Let’s play a word association game. When you hear the word “pain,” what do you think? Are they positive or negative thoughts? Since birth, pain has been associated with being injured, damaging tissue, danger…the list goes on and on. So when a patient comes into your clinic complaining of pain, odds are they are associating these symptoms with some of these previous thoughts. But what if there was a way to change how your patients perceive pain? I don’t mean adopting the “no pain, no gain” philosophy on treating, just maybe reinforcing the concept that, “pain does not equal tissue damage.”
How many of you have found a bruise on your leg, but cannot remember how it got there? Did you damage tissue? Of course you did, you can see the reminisce of ruptured blood vessels, so obviously something has been damaged. But the bigger question is the following: did you experience pain? Or what about a paper cut? How much tissue damage occurs? Not a lot, yet it can hurt like crazy. Being able to talk through examples like this may help your patients make the connection that although there may be “pathological” findings on imaging, it does not mean that those “issues in their tissues” are the source of the pain.
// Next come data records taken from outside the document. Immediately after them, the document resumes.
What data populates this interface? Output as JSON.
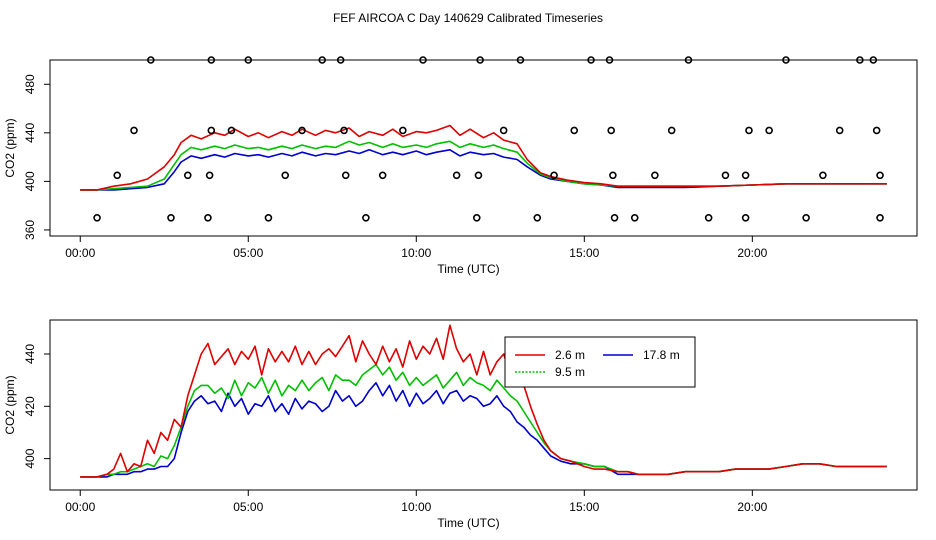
{
  "figure_title": "FEF AIRCOA C  Day 140629  Calibrated Timeseries",
  "colors": {
    "s26": "#dd0000",
    "s95": "#00c000",
    "s178": "#0000cc",
    "dots": "#000000"
  },
  "chart_data": [
    {
      "type": "line",
      "title": "",
      "xlabel": "Time (UTC)",
      "ylabel": "CO2 (ppm)",
      "xlim": [
        -0.9,
        24.9
      ],
      "ylim": [
        355,
        500
      ],
      "x_ticks": [
        0,
        5,
        10,
        15,
        20
      ],
      "x_tick_labels": [
        "00:00",
        "05:00",
        "10:00",
        "15:00",
        "20:00"
      ],
      "y_ticks": [
        360,
        400,
        440,
        480
      ],
      "y_tick_labels": [
        "360",
        "400",
        "440",
        "480"
      ],
      "series": [
        {
          "name": "2.6 m",
          "color": "#dd0000",
          "x": [
            0,
            0.5,
            1,
            1.5,
            2,
            2.5,
            2.8,
            3,
            3.3,
            3.6,
            4,
            4.3,
            4.6,
            5,
            5.3,
            5.6,
            6,
            6.3,
            6.6,
            7,
            7.3,
            7.6,
            8,
            8.3,
            8.6,
            9,
            9.3,
            9.6,
            10,
            10.3,
            10.6,
            11,
            11.3,
            11.6,
            12,
            12.3,
            12.6,
            13,
            13.3,
            13.7,
            14,
            14.5,
            15,
            15.5,
            16,
            17,
            18,
            19,
            20,
            21,
            22,
            23,
            24
          ],
          "y": [
            393,
            393,
            396,
            398,
            402,
            412,
            422,
            432,
            438,
            435,
            440,
            438,
            443,
            437,
            440,
            436,
            441,
            438,
            443,
            438,
            442,
            440,
            444,
            437,
            441,
            438,
            443,
            437,
            441,
            440,
            442,
            446,
            438,
            443,
            436,
            440,
            434,
            431,
            418,
            407,
            404,
            401,
            399,
            398,
            396,
            396,
            396,
            396,
            397,
            398,
            398,
            398,
            398
          ]
        },
        {
          "name": "9.5 m",
          "color": "#00c000",
          "x": [
            0,
            0.5,
            1,
            1.5,
            2,
            2.5,
            2.8,
            3,
            3.3,
            3.6,
            4,
            4.3,
            4.6,
            5,
            5.3,
            5.6,
            6,
            6.3,
            6.6,
            7,
            7.3,
            7.6,
            8,
            8.3,
            8.6,
            9,
            9.3,
            9.6,
            10,
            10.3,
            10.6,
            11,
            11.3,
            11.6,
            12,
            12.3,
            12.6,
            13,
            13.3,
            13.7,
            14,
            14.5,
            15,
            15.5,
            16,
            17,
            18,
            19,
            20,
            21,
            22,
            23,
            24
          ],
          "y": [
            393,
            393,
            394,
            395,
            396,
            402,
            414,
            422,
            428,
            426,
            429,
            427,
            430,
            427,
            428,
            426,
            429,
            427,
            430,
            427,
            429,
            428,
            433,
            430,
            432,
            428,
            431,
            428,
            430,
            428,
            431,
            433,
            428,
            431,
            428,
            430,
            427,
            424,
            415,
            406,
            403,
            400,
            398,
            397,
            396,
            396,
            396,
            396,
            397,
            398,
            398,
            398,
            398
          ]
        },
        {
          "name": "17.8 m",
          "color": "#0000cc",
          "x": [
            0,
            0.5,
            1,
            1.5,
            2,
            2.5,
            2.8,
            3,
            3.3,
            3.6,
            4,
            4.3,
            4.6,
            5,
            5.3,
            5.6,
            6,
            6.3,
            6.6,
            7,
            7.3,
            7.6,
            8,
            8.3,
            8.6,
            9,
            9.3,
            9.6,
            10,
            10.3,
            10.6,
            11,
            11.3,
            11.6,
            12,
            12.3,
            12.6,
            13,
            13.3,
            13.7,
            14,
            14.5,
            15,
            15.5,
            16,
            17,
            18,
            19,
            20,
            21,
            22,
            23,
            24
          ],
          "y": [
            393,
            393,
            393,
            394,
            395,
            398,
            408,
            416,
            421,
            419,
            422,
            420,
            423,
            421,
            422,
            420,
            423,
            421,
            424,
            421,
            423,
            422,
            425,
            423,
            426,
            422,
            424,
            422,
            425,
            422,
            424,
            426,
            421,
            424,
            422,
            423,
            420,
            418,
            412,
            405,
            402,
            400,
            398,
            397,
            395,
            395,
            395,
            396,
            397,
            398,
            398,
            398,
            398
          ]
        }
      ],
      "calibration_points": {
        "color": "#000000",
        "x": [
          0.5,
          1.1,
          1.6,
          2.1,
          2.7,
          3.2,
          3.8,
          3.85,
          3.9,
          3.9,
          4.5,
          5.0,
          5.6,
          6.1,
          6.6,
          7.2,
          7.75,
          7.85,
          7.9,
          8.5,
          9.0,
          9.6,
          10.2,
          11.2,
          11.8,
          11.85,
          11.9,
          12.6,
          13.1,
          13.6,
          14.1,
          14.7,
          15.2,
          15.75,
          15.8,
          15.85,
          15.9,
          16.5,
          17.1,
          17.6,
          18.1,
          18.7,
          19.2,
          19.8,
          19.8,
          19.9,
          20.5,
          21.0,
          21.6,
          22.1,
          22.6,
          23.2,
          23.6,
          23.7,
          23.8,
          23.8
        ],
        "y": [
          370,
          405,
          442,
          500,
          370,
          405,
          370,
          405,
          442,
          500,
          442,
          500,
          370,
          405,
          442,
          500,
          500,
          442,
          405,
          370,
          405,
          442,
          500,
          405,
          370,
          405,
          500,
          442,
          500,
          370,
          405,
          442,
          500,
          500,
          442,
          405,
          370,
          370,
          405,
          442,
          500,
          370,
          405,
          370,
          405,
          442,
          442,
          500,
          370,
          405,
          442,
          500,
          500,
          442,
          370,
          405
        ]
      }
    },
    {
      "type": "line",
      "title": "",
      "xlabel": "Time (UTC)",
      "ylabel": "CO2 (ppm)",
      "xlim": [
        -0.9,
        24.9
      ],
      "ylim": [
        388,
        453
      ],
      "x_ticks": [
        0,
        5,
        10,
        15,
        20
      ],
      "x_tick_labels": [
        "00:00",
        "05:00",
        "10:00",
        "15:00",
        "20:00"
      ],
      "y_ticks": [
        400,
        420,
        440
      ],
      "y_tick_labels": [
        "400",
        "420",
        "440"
      ],
      "legend": [
        "2.6 m",
        "9.5 m",
        "17.8 m"
      ],
      "legend_position": "top-right",
      "series": [
        {
          "name": "2.6 m",
          "color": "#dd0000",
          "x": [
            0,
            0.5,
            0.8,
            1.0,
            1.2,
            1.4,
            1.6,
            1.8,
            2.0,
            2.2,
            2.4,
            2.6,
            2.8,
            3.0,
            3.2,
            3.4,
            3.6,
            3.8,
            4.0,
            4.2,
            4.4,
            4.6,
            4.8,
            5.0,
            5.2,
            5.4,
            5.6,
            5.8,
            6.0,
            6.2,
            6.4,
            6.6,
            6.8,
            7.0,
            7.2,
            7.4,
            7.6,
            7.8,
            8.0,
            8.2,
            8.4,
            8.6,
            8.8,
            9.0,
            9.2,
            9.4,
            9.6,
            9.8,
            10.0,
            10.2,
            10.4,
            10.6,
            10.8,
            11.0,
            11.2,
            11.4,
            11.6,
            11.8,
            12.0,
            12.2,
            12.4,
            12.6,
            12.8,
            13.0,
            13.2,
            13.4,
            13.6,
            13.8,
            14.0,
            14.3,
            14.6,
            15.0,
            15.3,
            15.6,
            16.0,
            16.3,
            16.6,
            17.0,
            17.5,
            18.0,
            18.5,
            19.0,
            19.5,
            20.0,
            20.5,
            21.0,
            21.5,
            22.0,
            22.5,
            23.0,
            23.5,
            24.0
          ],
          "y": [
            393,
            393,
            394,
            396,
            402,
            395,
            398,
            397,
            407,
            402,
            410,
            407,
            415,
            412,
            424,
            432,
            440,
            444,
            436,
            439,
            442,
            436,
            441,
            438,
            443,
            432,
            442,
            437,
            441,
            437,
            443,
            436,
            441,
            436,
            440,
            442,
            439,
            443,
            447,
            437,
            445,
            440,
            436,
            443,
            437,
            442,
            435,
            445,
            438,
            443,
            440,
            446,
            438,
            451,
            442,
            437,
            440,
            432,
            441,
            432,
            437,
            440,
            432,
            436,
            428,
            420,
            413,
            407,
            403,
            400,
            399,
            397,
            396,
            396,
            395,
            395,
            394,
            394,
            394,
            395,
            395,
            395,
            396,
            396,
            396,
            397,
            398,
            398,
            397,
            397,
            397,
            397
          ]
        },
        {
          "name": "9.5 m",
          "color": "#00c000",
          "x": [
            0,
            0.5,
            0.8,
            1.0,
            1.2,
            1.4,
            1.6,
            1.8,
            2.0,
            2.2,
            2.4,
            2.6,
            2.8,
            3.0,
            3.2,
            3.4,
            3.6,
            3.8,
            4.0,
            4.2,
            4.4,
            4.6,
            4.8,
            5.0,
            5.2,
            5.4,
            5.6,
            5.8,
            6.0,
            6.2,
            6.4,
            6.6,
            6.8,
            7.0,
            7.2,
            7.4,
            7.6,
            7.8,
            8.0,
            8.2,
            8.4,
            8.6,
            8.8,
            9.0,
            9.2,
            9.4,
            9.6,
            9.8,
            10.0,
            10.2,
            10.4,
            10.6,
            10.8,
            11.0,
            11.2,
            11.4,
            11.6,
            11.8,
            12.0,
            12.2,
            12.4,
            12.6,
            12.8,
            13.0,
            13.2,
            13.4,
            13.6,
            13.8,
            14.0,
            14.3,
            14.6,
            15.0,
            15.3,
            15.6,
            16.0,
            16.3,
            16.6,
            17.0,
            17.5,
            18.0,
            18.5,
            19.0,
            19.5,
            20.0,
            20.5,
            21.0,
            21.5,
            22.0,
            22.5,
            23.0,
            23.5,
            24.0
          ],
          "y": [
            393,
            393,
            394,
            394,
            395,
            395,
            396,
            397,
            398,
            397,
            401,
            400,
            405,
            412,
            420,
            426,
            428,
            428,
            425,
            427,
            423,
            430,
            424,
            429,
            427,
            431,
            425,
            430,
            424,
            428,
            426,
            430,
            426,
            429,
            431,
            426,
            432,
            430,
            430,
            428,
            432,
            434,
            436,
            432,
            435,
            430,
            433,
            428,
            431,
            428,
            430,
            432,
            427,
            430,
            433,
            428,
            431,
            429,
            428,
            426,
            430,
            427,
            424,
            422,
            418,
            414,
            410,
            406,
            403,
            400,
            399,
            398,
            397,
            397,
            395,
            395,
            394,
            394,
            394,
            395,
            395,
            395,
            396,
            396,
            396,
            397,
            398,
            398,
            397,
            397,
            397,
            397
          ]
        },
        {
          "name": "17.8 m",
          "color": "#0000cc",
          "x": [
            0,
            0.5,
            0.8,
            1.0,
            1.2,
            1.4,
            1.6,
            1.8,
            2.0,
            2.2,
            2.4,
            2.6,
            2.8,
            3.0,
            3.2,
            3.4,
            3.6,
            3.8,
            4.0,
            4.2,
            4.4,
            4.6,
            4.8,
            5.0,
            5.2,
            5.4,
            5.6,
            5.8,
            6.0,
            6.2,
            6.4,
            6.6,
            6.8,
            7.0,
            7.2,
            7.4,
            7.6,
            7.8,
            8.0,
            8.2,
            8.4,
            8.6,
            8.8,
            9.0,
            9.2,
            9.4,
            9.6,
            9.8,
            10.0,
            10.2,
            10.4,
            10.6,
            10.8,
            11.0,
            11.2,
            11.4,
            11.6,
            11.8,
            12.0,
            12.2,
            12.4,
            12.6,
            12.8,
            13.0,
            13.2,
            13.4,
            13.6,
            13.8,
            14.0,
            14.3,
            14.6,
            15.0,
            15.3,
            15.6,
            16.0,
            16.3,
            16.6,
            17.0,
            17.5,
            18.0,
            18.5,
            19.0,
            19.5,
            20.0,
            20.5,
            21.0,
            21.5,
            22.0,
            22.5,
            23.0,
            23.5,
            24.0
          ],
          "y": [
            393,
            393,
            393,
            394,
            394,
            394,
            395,
            395,
            396,
            396,
            397,
            397,
            400,
            410,
            418,
            422,
            424,
            421,
            422,
            418,
            425,
            420,
            423,
            417,
            421,
            420,
            424,
            418,
            421,
            417,
            423,
            419,
            422,
            421,
            418,
            420,
            426,
            422,
            424,
            420,
            422,
            426,
            429,
            424,
            428,
            422,
            426,
            420,
            425,
            421,
            423,
            426,
            421,
            425,
            426,
            422,
            424,
            423,
            420,
            421,
            424,
            420,
            418,
            414,
            412,
            409,
            407,
            404,
            401,
            399,
            398,
            398,
            397,
            397,
            394,
            394,
            394,
            394,
            394,
            395,
            395,
            395,
            396,
            396,
            396,
            397,
            398,
            398,
            397,
            397,
            397,
            397
          ]
        }
      ]
    }
  ]
}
Now let’s go back to that bruise on your shin. What if you got the bruise scoring the game winning goal to win the championship; would it change your perception of the tissue damage? The pain typically associated with the injury may not have such a negative connotation anymore, because every time you look at it you are reminded of that game winning goal. And what if the role was reversed…what happens if you got that bruise while losing the championship game, think your perception of the injury may change?
A recent study by Benedetti et al dove a little deeper into this concept of changing our perception of pain. What if you were rewarded for your pain? That’s right, what if the negative emotional experiences you have when you feel pain were actually encouraged? Well the researchers in this study did just that. The source of the pain? A blood pressure cuff, inflated to the point in which it would create an ischemic pain. The lucky participants? Two different groups of subjects were used, both instructed to try and endure the pain as long as possible. The game changer? One group was told that cutting off the blood supply would be beneficial to the muscles and help them get stronger, whereas the other group was simply told to try and withstand the pain. The findings? The group who was told that they’d get stronger was able to keep the blood pressure cuff on nearly 50% longer than the control group. That’s a pretty significant difference!
Now the researchers go into talking about, “a positive approach to pain reduces the global pain experience through the co-activation of the opioid and cannabinoid systems.” Instead of getting into the neurophysiological significance of these systems, let’s talk about how we can use this study in a clinical setting. What if you have a patient who just had a total knee replacement, and is afraid to bend it. Instead of just telling them that they need to work through the pain, maybe you set small milestones for each week (ex: our goal is to reach 90 degrees of flexion at the end of the week), and praise them for all of their hard work once they accomplish these goals. Maybe you acknowledge how difficult it is right now, but reinforce the fact that better motion will allow for them to do things they’ve been wanting to do. Besides, motion is lotion after all.
So what’s the big take home message? The way our patients perceive their pain can significantly impact their lives, and as physical therapists, we play a huge role in educating our patients about their pain. Take the time during your next treatment session to talk a little pain science with your patients, whether they are a high school athlete with an ankle sprain or an elderly woman with chronic back pain, because everyone can benefit from knowing more about why they may be in pain. Remember, knowledge is power.